GeoJournal. 2023;88(2):1769-1783. doi: 10.1007/s10708-022-10692-7. Epub 2022 Aug 1.

Abstract

Malaria is a permanent threat to health in western Burkina Faso. Research has shown that geographical variables contribute to the spatial distribution in its transmission. The objective of this study is to assess the relationship between malaria prevalence and potential explanatory geographical variables in the Houet province in Burkina Faso. Statistics on malaria prevalence registered by health centres in the Houet province in 2017 and potential geographical variables identified through a literature review were collected.

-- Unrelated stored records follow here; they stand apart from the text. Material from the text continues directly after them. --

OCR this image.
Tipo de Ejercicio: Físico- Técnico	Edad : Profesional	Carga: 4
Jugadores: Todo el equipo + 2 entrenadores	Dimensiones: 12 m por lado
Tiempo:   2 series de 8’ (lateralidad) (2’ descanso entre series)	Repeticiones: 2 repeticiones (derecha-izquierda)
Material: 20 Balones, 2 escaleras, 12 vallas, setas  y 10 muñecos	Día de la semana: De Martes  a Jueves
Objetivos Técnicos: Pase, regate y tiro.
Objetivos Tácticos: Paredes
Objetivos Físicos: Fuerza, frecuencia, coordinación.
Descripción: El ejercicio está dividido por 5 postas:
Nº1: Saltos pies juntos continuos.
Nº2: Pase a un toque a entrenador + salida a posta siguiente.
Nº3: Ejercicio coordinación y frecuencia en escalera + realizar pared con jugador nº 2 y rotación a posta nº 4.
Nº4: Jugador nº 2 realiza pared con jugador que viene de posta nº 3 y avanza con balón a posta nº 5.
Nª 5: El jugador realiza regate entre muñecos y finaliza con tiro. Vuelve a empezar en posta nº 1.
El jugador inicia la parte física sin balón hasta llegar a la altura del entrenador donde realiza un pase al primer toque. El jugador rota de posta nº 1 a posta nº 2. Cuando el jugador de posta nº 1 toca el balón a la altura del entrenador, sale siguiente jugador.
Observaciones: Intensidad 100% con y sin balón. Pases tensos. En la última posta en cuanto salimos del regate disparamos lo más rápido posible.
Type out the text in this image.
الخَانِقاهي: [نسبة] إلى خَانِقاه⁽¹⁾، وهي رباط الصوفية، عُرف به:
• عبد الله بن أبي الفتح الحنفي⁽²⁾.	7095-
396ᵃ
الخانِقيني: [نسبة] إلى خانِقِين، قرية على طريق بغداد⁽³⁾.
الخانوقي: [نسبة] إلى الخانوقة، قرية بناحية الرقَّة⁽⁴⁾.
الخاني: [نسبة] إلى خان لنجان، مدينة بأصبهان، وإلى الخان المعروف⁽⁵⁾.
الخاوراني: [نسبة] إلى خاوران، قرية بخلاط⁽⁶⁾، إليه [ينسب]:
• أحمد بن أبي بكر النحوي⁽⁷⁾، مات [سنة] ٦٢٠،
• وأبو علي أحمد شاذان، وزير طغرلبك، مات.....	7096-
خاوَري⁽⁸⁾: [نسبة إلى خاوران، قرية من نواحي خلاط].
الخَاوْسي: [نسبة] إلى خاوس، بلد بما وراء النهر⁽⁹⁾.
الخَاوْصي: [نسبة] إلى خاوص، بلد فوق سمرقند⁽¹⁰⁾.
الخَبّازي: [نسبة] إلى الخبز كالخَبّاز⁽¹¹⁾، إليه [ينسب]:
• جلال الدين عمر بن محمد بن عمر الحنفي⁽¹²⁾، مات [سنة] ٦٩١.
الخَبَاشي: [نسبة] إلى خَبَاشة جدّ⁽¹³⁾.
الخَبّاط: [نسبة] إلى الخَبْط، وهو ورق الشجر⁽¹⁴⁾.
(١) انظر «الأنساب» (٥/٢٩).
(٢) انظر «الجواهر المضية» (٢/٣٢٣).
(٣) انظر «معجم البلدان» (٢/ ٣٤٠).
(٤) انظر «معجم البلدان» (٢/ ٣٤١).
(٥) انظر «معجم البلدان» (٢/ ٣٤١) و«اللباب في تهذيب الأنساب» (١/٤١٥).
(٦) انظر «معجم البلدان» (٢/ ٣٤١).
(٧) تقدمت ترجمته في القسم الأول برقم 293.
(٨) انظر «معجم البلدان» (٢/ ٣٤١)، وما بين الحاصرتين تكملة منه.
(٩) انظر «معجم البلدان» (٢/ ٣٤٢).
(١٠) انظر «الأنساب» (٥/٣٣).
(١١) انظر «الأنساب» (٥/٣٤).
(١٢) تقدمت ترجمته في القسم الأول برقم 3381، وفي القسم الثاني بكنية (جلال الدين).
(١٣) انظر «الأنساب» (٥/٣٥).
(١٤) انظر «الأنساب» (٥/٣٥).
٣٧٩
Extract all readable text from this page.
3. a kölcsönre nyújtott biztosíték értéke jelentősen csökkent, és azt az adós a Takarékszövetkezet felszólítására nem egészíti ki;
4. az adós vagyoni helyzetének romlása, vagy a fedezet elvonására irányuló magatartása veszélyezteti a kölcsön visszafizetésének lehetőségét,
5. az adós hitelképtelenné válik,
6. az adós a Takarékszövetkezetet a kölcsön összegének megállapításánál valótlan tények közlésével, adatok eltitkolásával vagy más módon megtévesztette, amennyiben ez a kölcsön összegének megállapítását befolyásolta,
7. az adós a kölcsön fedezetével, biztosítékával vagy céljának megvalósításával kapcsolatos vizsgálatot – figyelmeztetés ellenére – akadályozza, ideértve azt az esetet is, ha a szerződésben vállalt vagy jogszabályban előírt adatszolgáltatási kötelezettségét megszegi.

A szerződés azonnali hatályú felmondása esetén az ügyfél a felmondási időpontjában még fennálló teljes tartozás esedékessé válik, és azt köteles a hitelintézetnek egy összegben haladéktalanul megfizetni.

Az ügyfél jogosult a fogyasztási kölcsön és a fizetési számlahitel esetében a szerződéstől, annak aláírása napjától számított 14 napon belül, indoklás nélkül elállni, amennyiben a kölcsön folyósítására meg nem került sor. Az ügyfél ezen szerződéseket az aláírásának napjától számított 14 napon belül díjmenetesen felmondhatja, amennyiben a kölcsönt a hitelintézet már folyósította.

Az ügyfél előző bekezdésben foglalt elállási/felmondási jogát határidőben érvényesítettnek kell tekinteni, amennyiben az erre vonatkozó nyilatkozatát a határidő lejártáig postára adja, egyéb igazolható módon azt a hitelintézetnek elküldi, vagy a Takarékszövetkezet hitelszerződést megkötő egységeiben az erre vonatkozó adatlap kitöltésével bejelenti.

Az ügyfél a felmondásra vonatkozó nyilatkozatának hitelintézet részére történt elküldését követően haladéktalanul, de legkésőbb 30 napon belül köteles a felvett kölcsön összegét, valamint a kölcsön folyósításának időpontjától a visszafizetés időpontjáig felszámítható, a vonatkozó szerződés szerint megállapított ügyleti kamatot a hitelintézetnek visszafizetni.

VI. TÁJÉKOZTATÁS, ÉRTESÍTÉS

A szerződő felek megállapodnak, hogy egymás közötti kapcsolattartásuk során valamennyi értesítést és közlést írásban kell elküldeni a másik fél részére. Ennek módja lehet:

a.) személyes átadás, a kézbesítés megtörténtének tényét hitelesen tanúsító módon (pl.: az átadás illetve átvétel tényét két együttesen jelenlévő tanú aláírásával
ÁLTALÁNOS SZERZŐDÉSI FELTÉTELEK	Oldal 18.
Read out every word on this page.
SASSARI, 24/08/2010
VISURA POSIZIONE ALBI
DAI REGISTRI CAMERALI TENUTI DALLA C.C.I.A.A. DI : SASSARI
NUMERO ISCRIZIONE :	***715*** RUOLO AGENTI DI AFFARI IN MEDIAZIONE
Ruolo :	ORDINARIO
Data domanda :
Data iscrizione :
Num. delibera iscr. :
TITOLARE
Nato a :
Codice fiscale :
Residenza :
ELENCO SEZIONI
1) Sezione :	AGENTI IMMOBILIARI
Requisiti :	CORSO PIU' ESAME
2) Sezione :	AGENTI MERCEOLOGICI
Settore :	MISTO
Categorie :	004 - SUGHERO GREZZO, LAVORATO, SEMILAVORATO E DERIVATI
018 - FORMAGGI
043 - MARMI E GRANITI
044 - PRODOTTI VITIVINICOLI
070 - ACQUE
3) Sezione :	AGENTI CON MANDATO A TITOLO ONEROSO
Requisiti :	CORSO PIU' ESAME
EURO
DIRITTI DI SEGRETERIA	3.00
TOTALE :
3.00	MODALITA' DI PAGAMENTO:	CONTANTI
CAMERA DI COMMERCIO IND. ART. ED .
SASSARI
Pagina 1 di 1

An Ordinary Least Squares (OLS) regression was used to identify key geographical variables and to measure their association with malaria while the Getis Ord Gi* index was used to locate malaria hotspots. The results showed that average annual temperature, vegetation density, percentage of clay in the soil, total annual rainfall and distance to the nearest waterbody are the main variables associated with malaria prevalence. These variables account for two-thirds of the spatial variability of malaria prevalence observed in Houet province. The intensity and direction of the relationship between malaria prevalence and geographical factors vary according to the variable. Hence, only vegetation density is positively correlated with malaria prevalence. Average temperature, for soil clay content, annual rainfall and for distance to the nearest water body are negatively correlated with the disease prevalence. These results show that even in an endemic area, malaria prevalence has significant spatial variation. The results could contribute to the choice of intervention sites, as this choice is crucial for reducing the malaria burden.

Supplementary information: The online version contains supplementary material available at 10.1007/s10708-022-10692-7.

Keywords: Burkina Faso; Distance to water; Malaria; Ordinary least squares (OLS); Rainfall; Soil permeability; Temperature; Vegetation.